The question is not therefore – are power plants valuable and necessary parts of human living?. But rather – are they necessary today to remind you of who/what you are?. Which in my terms is another way of saying – are you alienated from yourself in this x (fill in as specifically applies)? If you need them specifically, then commune with them, if you do not – then why bother?

And as for what is ‘useful’ about such notions of living in infinity here. Well, to conceptualise it in pretty blunt (and also somewhat kantian) terms -–it is a reminder that infinity, the magical realm revealed by power plants – is not Other, but ourselves and our birthright, it is already here. Our culturally inherited image of ourselves is actually partly true – but it is by no means complete or the final say. Now, our cultural inheritance is telling absolutely everyone with any wits about them that unless human beings change, their daily actions, quickly (within a generation or two) - our mode of being here will perish, along with countless other dependant beings who share this place with us. If this understanding does not emphasise the ‘healing here’ shamanic role over the ‘exploring there’ role for this time and place, I don’t know what information could. The task here is a highly pragmatic one, and an apparently impossible one. I cannot think of a worthier task to set myself, via my flawed institutions. The answer cannot be wholesale rejection of all institutions, but to rebuild them, urgently, orientated towards a better world. The kantian flavour of my reasoning is that - I cannot conceive of this corner of infinity preserving itself intact if the many shamanic influences available here concentrate exclusively upon the individuating ‘voyager-explorer’ aspect of our humanity game (with or without power plants). This is the time for the social healer writ large, and power plants seem indulgent to me right now when their effects in terms of our daily actions remain loftily divorced from the actual concrete concerns of our shared earth.
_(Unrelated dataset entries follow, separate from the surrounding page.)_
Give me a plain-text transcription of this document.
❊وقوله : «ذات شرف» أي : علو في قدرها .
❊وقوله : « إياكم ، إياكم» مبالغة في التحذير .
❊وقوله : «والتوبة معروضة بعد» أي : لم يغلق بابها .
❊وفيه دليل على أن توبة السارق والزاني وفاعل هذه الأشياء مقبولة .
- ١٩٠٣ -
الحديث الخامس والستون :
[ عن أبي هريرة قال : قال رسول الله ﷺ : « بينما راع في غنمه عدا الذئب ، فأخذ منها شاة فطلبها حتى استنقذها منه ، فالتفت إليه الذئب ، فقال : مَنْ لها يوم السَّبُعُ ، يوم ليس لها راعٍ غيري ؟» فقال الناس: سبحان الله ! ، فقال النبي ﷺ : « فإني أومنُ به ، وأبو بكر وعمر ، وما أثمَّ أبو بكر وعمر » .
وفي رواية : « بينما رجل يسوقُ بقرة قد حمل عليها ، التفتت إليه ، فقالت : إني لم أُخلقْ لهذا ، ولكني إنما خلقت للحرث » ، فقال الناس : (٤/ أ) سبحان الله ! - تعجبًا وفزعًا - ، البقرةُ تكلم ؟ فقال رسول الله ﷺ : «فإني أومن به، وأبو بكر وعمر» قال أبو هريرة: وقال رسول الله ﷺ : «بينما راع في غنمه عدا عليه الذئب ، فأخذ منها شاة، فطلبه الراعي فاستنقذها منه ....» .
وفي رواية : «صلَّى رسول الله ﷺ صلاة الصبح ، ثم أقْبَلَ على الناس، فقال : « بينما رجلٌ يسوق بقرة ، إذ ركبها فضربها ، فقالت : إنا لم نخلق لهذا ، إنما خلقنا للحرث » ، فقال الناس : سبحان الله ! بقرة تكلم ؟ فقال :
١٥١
The first step of course, for any prospective physician – is to heal thyself. And here I am with you - what better than a power medicine? – I think on this we are agreed.
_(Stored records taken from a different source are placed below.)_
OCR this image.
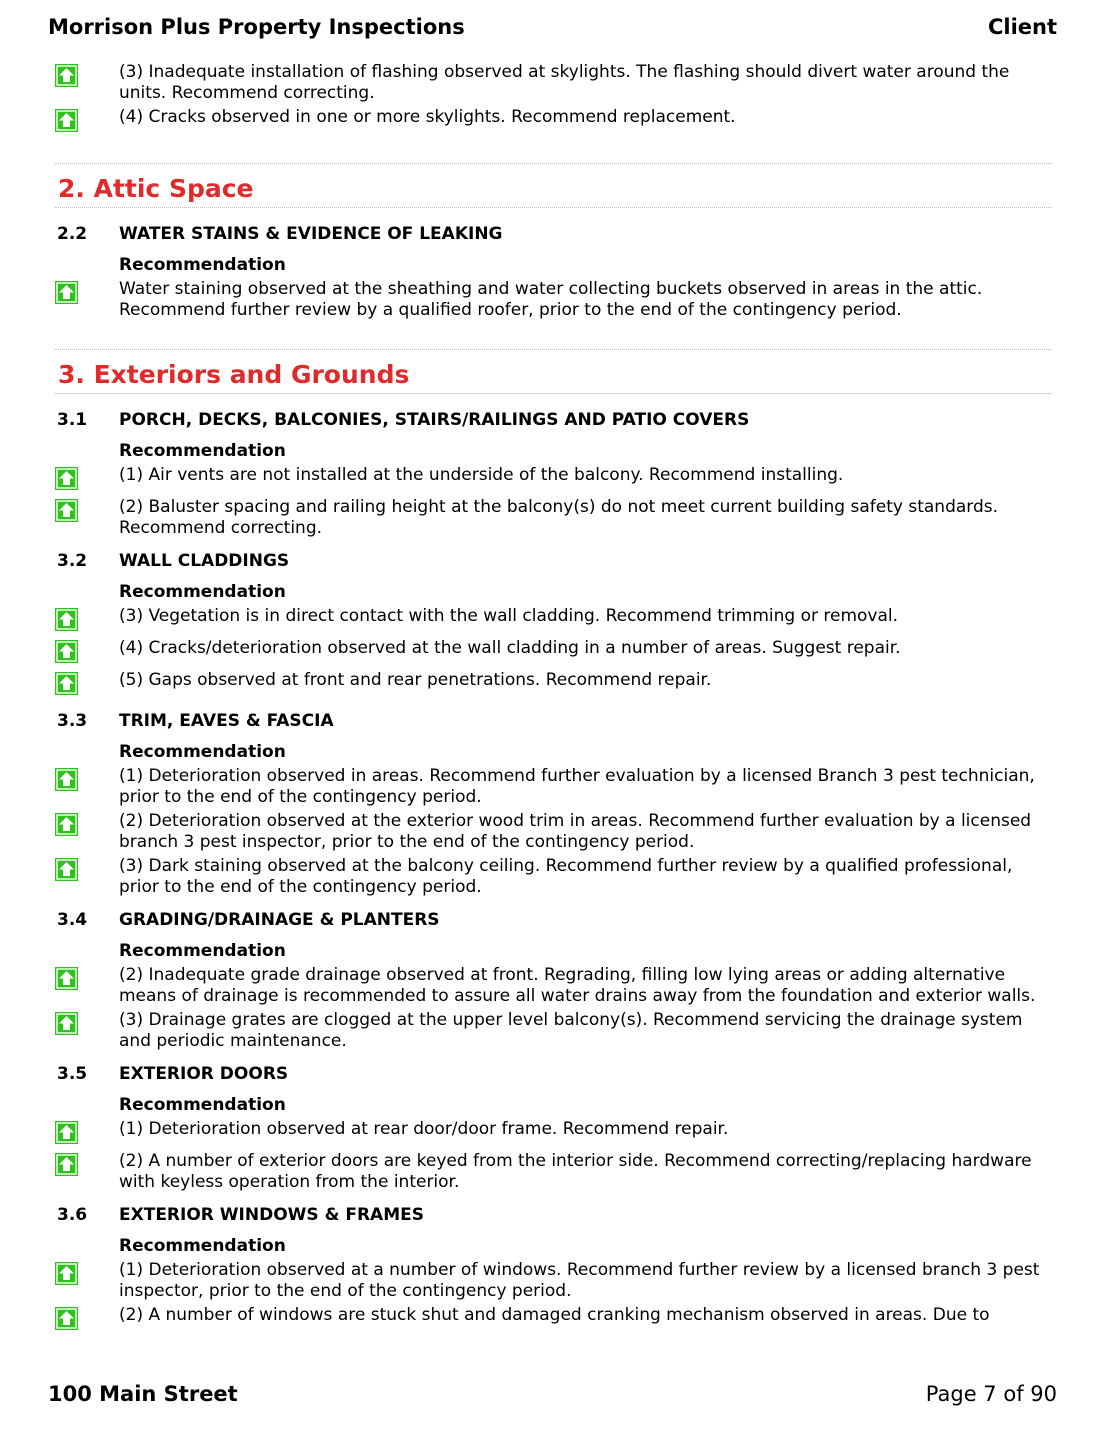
Morrison Plus Property Inspections	Client
(3) Inadequate installation of flashing observed at skylights. The flashing should divert water around the units. Recommend correcting.
(4) Cracks observed in one or more skylights. Recommend replacement.
2. Attic Space
2.2	WATER STAINS & EVIDENCE OF LEAKING
Recommendation
Water staining observed at the sheathing and water collecting buckets observed in areas in the attic. Recommend further review by a qualified roofer, prior to the end of the contingency period.
3. Exteriors and Grounds
3.1	PORCH, DECKS, BALCONIES, STAIRS/RAILINGS AND PATIO COVERS
Recommendation
(1) Air vents are not installed at the underside of the balcony. Recommend installing.
(2) Baluster spacing and railing height at the balcony(s) do not meet current building safety standards. Recommend correcting.
3.2	WALL CLADDINGS
Recommendation
(3) Vegetation is in direct contact with the wall cladding. Recommend trimming or removal.
(4) Cracks/deterioration observed at the wall cladding in a number of areas. Suggest repair.
(5) Gaps observed at front and rear penetrations. Recommend repair.
3.3	TRIM, EAVES & FASCIA
Recommendation
(1) Deterioration observed in areas. Recommend further evaluation by a licensed Branch 3 pest technician, prior to the end of the contingency period.
(2) Deterioration observed at the exterior wood trim in areas. Recommend further evaluation by a licensed branch 3 pest inspector, prior to the end of the contingency period.
(3) Dark staining observed at the balcony ceiling. Recommend further review by a qualified professional, prior to the end of the contingency period.
3.4	GRADING/DRAINAGE & PLANTERS
Recommendation
(2) Inadequate grade drainage observed at front. Regrading, filling low lying areas or adding alternative means of drainage is recommended to assure all water drains away from the foundation and exterior walls.
(3) Drainage grates are clogged at the upper level balcony(s). Recommend servicing the drainage system and periodic maintenance.
3.5	EXTERIOR DOORS
Recommendation
(1) Deterioration observed at rear door/door frame. Recommend repair.
(2) A number of exterior doors are keyed from the interior side. Recommend correcting/replacing hardware with keyless operation from the interior.
3.6	EXTERIOR WINDOWS & FRAMES
Recommendation
(1) Deterioration observed at a number of windows. Recommend further review by a licensed branch 3 pest inspector, prior to the end of the contingency period.
(2) A number of windows are stuck shut and damaged cranking mechanism observed in areas. Due to
100 Main Street	Page 7 of 90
And as for fear – again I agree with you – I used ‘pain’ as a metaphor, not a correlate. I simply say this – we are very subtle beings. Fear may well indicate a hurdle to overcome, a blockage to free up, a goal to achieve. But it may also be the first, and most accurate, unsubtle indicator that all is not safe and well, so get out of there as fast as you can. ‘Context’ and the ‘individual’ are the crucial deciding factors in this – not whether you have taken a power plant or not. If you have, and you experience sheer terror – the best thing you may do is face up to it, breakthrough, move beyond, go back again. Or alternatively your very life and sanity may require that you run out of there screaming as fast as you can. I still do not know the nature of my own fear from the last Salvia lesson, and that will decide whether I ever go back.